Que doit faire la chambre ?
Doit-elle se borner à ordonner le dépôt de la pétition au bureau des
renseignements ? je ne le pense pas.
Je demande le renvoi de la
pétition à M. le ministre de l’intérieur avec demande d’explications, et dans le
cas, comme je n’en doute pas, où la chambre ordonnerait ce renvoi, je prends
l’engagement de renouveler la demande à M. le ministre, afin que les nombreux
malades qui ont reçu les soins de M. Lubin, et qu’il a abandonnés, sachent à
quoi s’en tenir.
M. Legrelle. - J’ai peu de chose à ajouter à ce que
vient de dire l’honorable préopinant. Il a dit presque tout ce que je voulais
dire. J’ajouterai qu’il est à ma connaissance que M. Lubin traité avec succès
des malheureux abandonnés par tous les médecins. Mais M. Lubin, ne voulant pas
contrevenir à la loi ni s’exposer à des poursuites judiciaires, s’est refusé à
leur continuer ses soins.
Messieurs, le motif principal
qui a fait désirer que le ministre s’occupât sérieusement de ce projet, c’est
qu’il s’agit ici de la vie de plusieurs personnes.
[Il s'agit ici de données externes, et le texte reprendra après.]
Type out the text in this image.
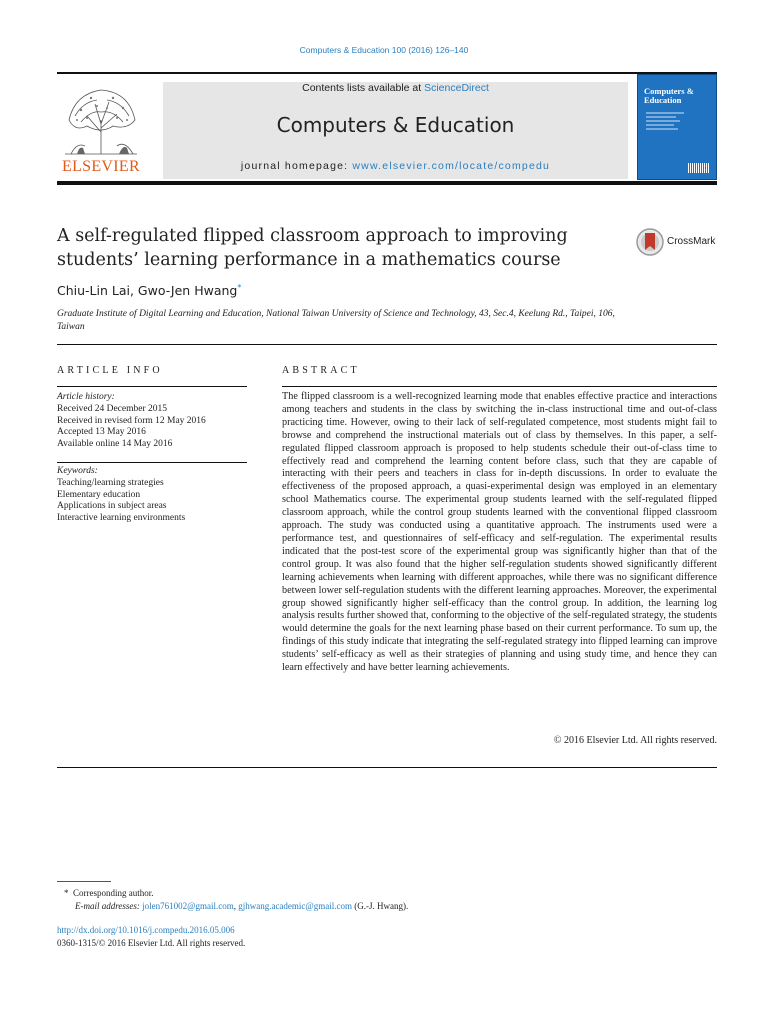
Computers & Education 100 (2016) 126–140
ELSEVIER
Contents lists available at ScienceDirect
Computers & Education
journal homepage: www.elsevier.com/locate/compedu
Computers & Education
A self-regulated flipped classroom approach to improving students’ learning performance in a mathematics course
CrossMark
Chiu-Lin Lai, Gwo-Jen Hwang*
Graduate Institute of Digital Learning and Education, National Taiwan University of Science and Technology, 43, Sec.4, Keelung Rd., Taipei, 106, Taiwan
ARTICLE INFO	ABSTRACT
Article history:
Received 24 December 2015
Received in revised form 12 May 2016
Accepted 13 May 2016
Available online 14 May 2016
Keywords:
Teaching/learning strategies
Elementary education
Applications in subject areas
Interactive learning environments
The flipped classroom is a well-recognized learning mode that enables effective practice and interactions among teachers and students in the class by switching the in-class instructional time and out-of-class practicing time. However, owing to their lack of self-regulated competence, most students might fail to browse and comprehend the instructional materials out of class by themselves. In this paper, a self-regulated flipped classroom approach is proposed to help students schedule their out-of-class time to effectively read and comprehend the learning content before class, such that they are capable of interacting with their peers and teachers in class for in-depth discussions. In order to evaluate the effectiveness of the proposed approach, a quasi-experimental design was employed in an elementary school Mathematics course. The experimental group students learned with the self-regulated flipped classroom approach, while the control group students learned with the conventional flipped classroom approach. The study was conducted using a quantitative approach. The instruments used were a performance test, and questionnaires of self-efficacy and self-regulation. The experimental results indicated that the post-test score of the experimental group was significantly higher than that of the control group. It was also found that the higher self-regulation students showed significantly different learning achievements when learning with different approaches, while there was no significant difference between lower self-regulation students with the different learning approaches. Moreover, the experimental group showed significantly higher self-efficacy than the control group. In addition, the learning log analysis results further showed that, conforming to the objective of the self-regulated strategy, the students would determine the goals for the next learning phase based on their current performance. To sum up, the findings of this study indicate that integrating the self-regulated strategy into flipped learning can improve students’ self-efficacy as well as their strategies of planning and using study time, and hence they can learn effectively and have better learning achievements.
© 2016 Elsevier Ltd. All rights reserved.
* Corresponding author.
E-mail addresses: jolen761002@gmail.com, gjhwang.academic@gmail.com (G.-J. Hwang).
http://dx.doi.org/10.1016/j.compedu.2016.05.006
0360-1315/© 2016 Elsevier Ltd. All rights reserved.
S’il faut en croire ce que
dit un de nos honorables collègues, une personne à laquelle il porte un vif
intérêt fut abandonnée par les médecins ; M. Lubin changea bientôt le caractère
de la maladie ; mais M. Lubin ayant discontinué de donner ses soins à ce
malade, comme la guérison n’était pas complète, son état empire et l’on peut
craindre pour ses jours.
M.
Jullien. - On a beaucoup parlé du remède de M. Lubin. De nombreuses
réclamations ont été présentées, relativement à cet objet. Jusqu’à présent il
n’a pas été donné satisfaction aux pétitionnaires ; et la proposition de la
commission des pétitions n’avancerait pas davantage les choses.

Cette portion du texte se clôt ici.